Don’t: Pay for frivolous expenses

Parents want to see their children happy and are accustomed to purchasing gifts for them so much so that one study indicates that more than 30 percent of parents are still buying clothing for their adult children and almost 20 percent dish out funds for entertainment. This can send the wrong message to your son or daughter about budgeting.

Do: Give them more responsibility

If your adult child has returned to the nest after college, make sure they have a list of household responsibilities and that they contribute, to a degree, financially. He or she could pay for groceries, the utility bill or phone service. Requiring them to pitch in will help them in their budgeting and feel more responsible for the household.

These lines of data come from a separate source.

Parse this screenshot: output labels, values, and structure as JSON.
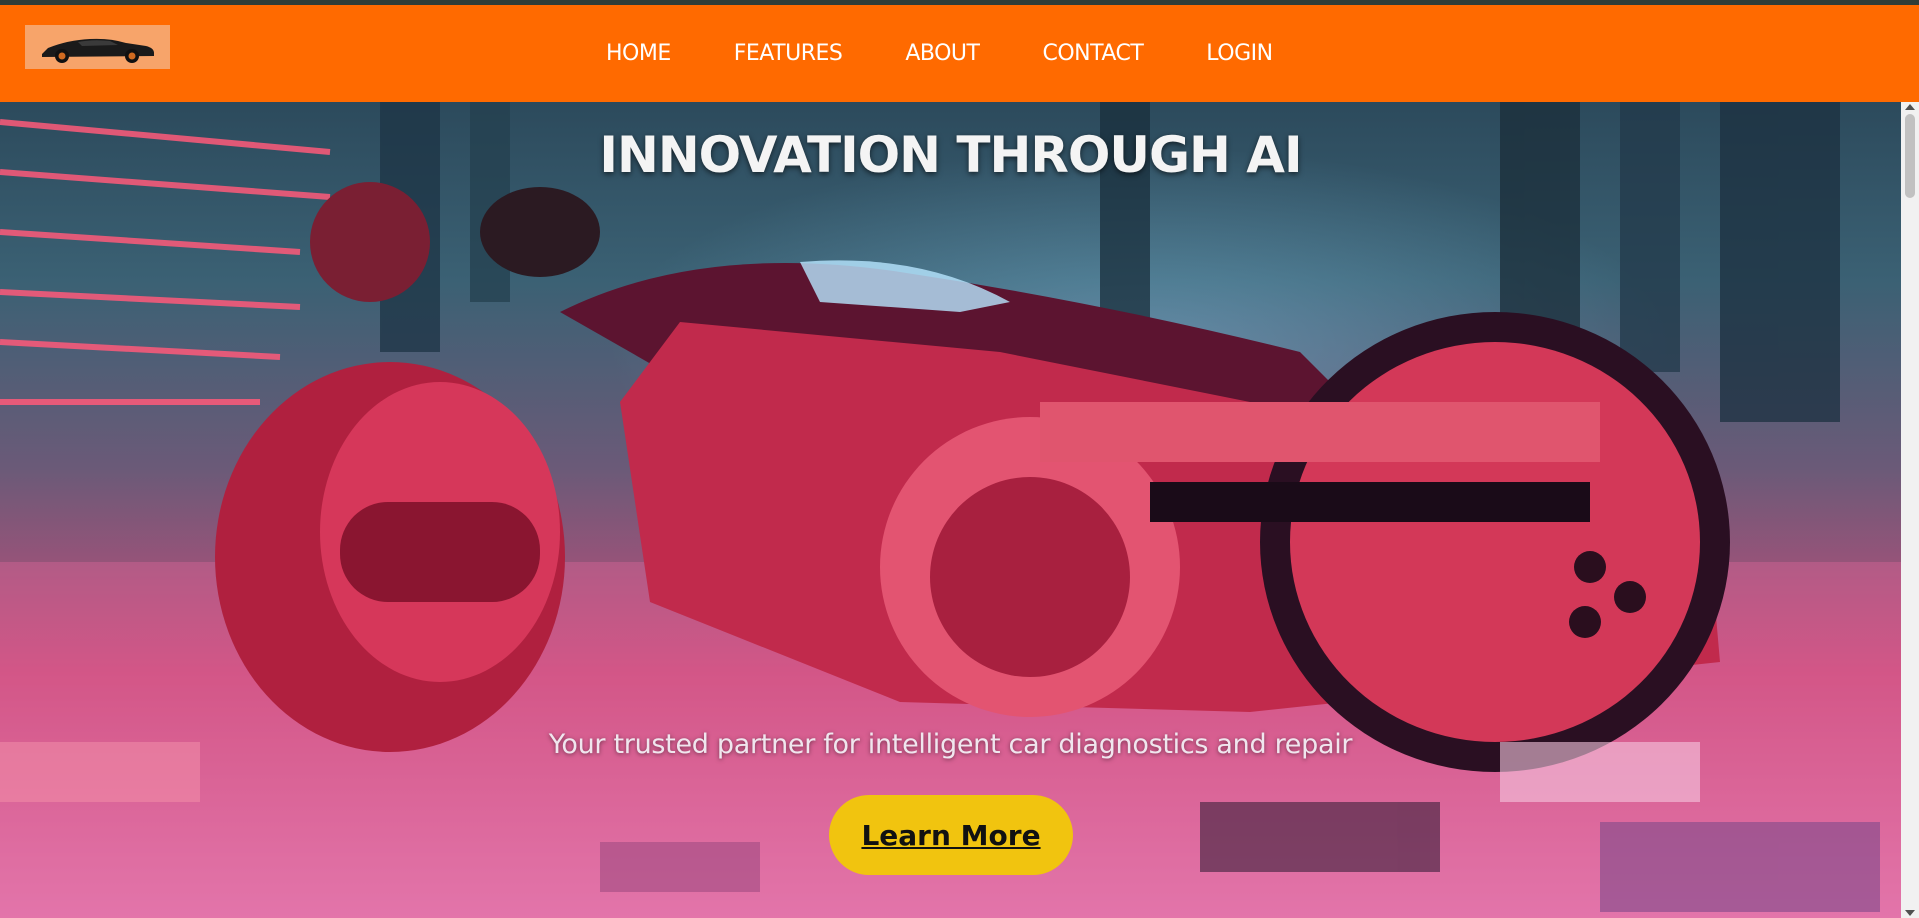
{
  "logo": {
    "icon": "sports-car-icon"
  },
  "nav": {
    "items": [
      {
        "label": "HOME"
      },
      {
        "label": "FEATURES"
      },
      {
        "label": "ABOUT"
      },
      {
        "label": "CONTACT"
      },
      {
        "label": "LOGIN"
      }
    ]
  },
  "hero": {
    "title": "INNOVATION THROUGH AI",
    "subtitle": "Your trusted partner for intelligent car diagnostics and repair",
    "cta_label": "Learn More",
    "image": "futuristic-motorbike-city-night"
  },
  "colors": {
    "nav_bg": "#ff6a00",
    "cta_bg": "#f1c40f",
    "logo_bg": "#f7a46a"
  }
}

Don’t: Do your child’s laundry

Some mothers have a difficult time not taking care of their children in a domestic setting, but by completing tasks like laundry and cooking for them, you do them a disservice. This encourages their dependency on you and undermines the work you may have done in setting boundaries and goals of independence.

Do: Have an exit plan

Plan to withdraw any financial help slowly and set dates in the beginning to do so. Generally, parents provide support for their adult children for roughly 12 – 24 months to allow the kids time to gain their self-reliant footing. After that, begin to pull back on what you fund slowly by ceasing the cash flow for small expenses. For instance, you could agree to help with their car payment for six months and their cell phone bill for 12, then follow through with the set deadline.

Don’t: Expect your child to do something you don’t

Your children look to you to be an example so be transparent about your finances. If you demonstrate frugality, your child may follow your lead. If you keep track of your credit score, your child may understand the importance and do the same.

Of course you want what is best for your child, but the blurry line between assisting and sheltering is easy to cross. To be supportive without entirely supporting your adult kids, follow the do’s and don’ts outlined here. By establishing boundaries and a budget, by giving them more responsibility while preparing to pull back slowly, you will be there for your child while setting them up to succeed on their own.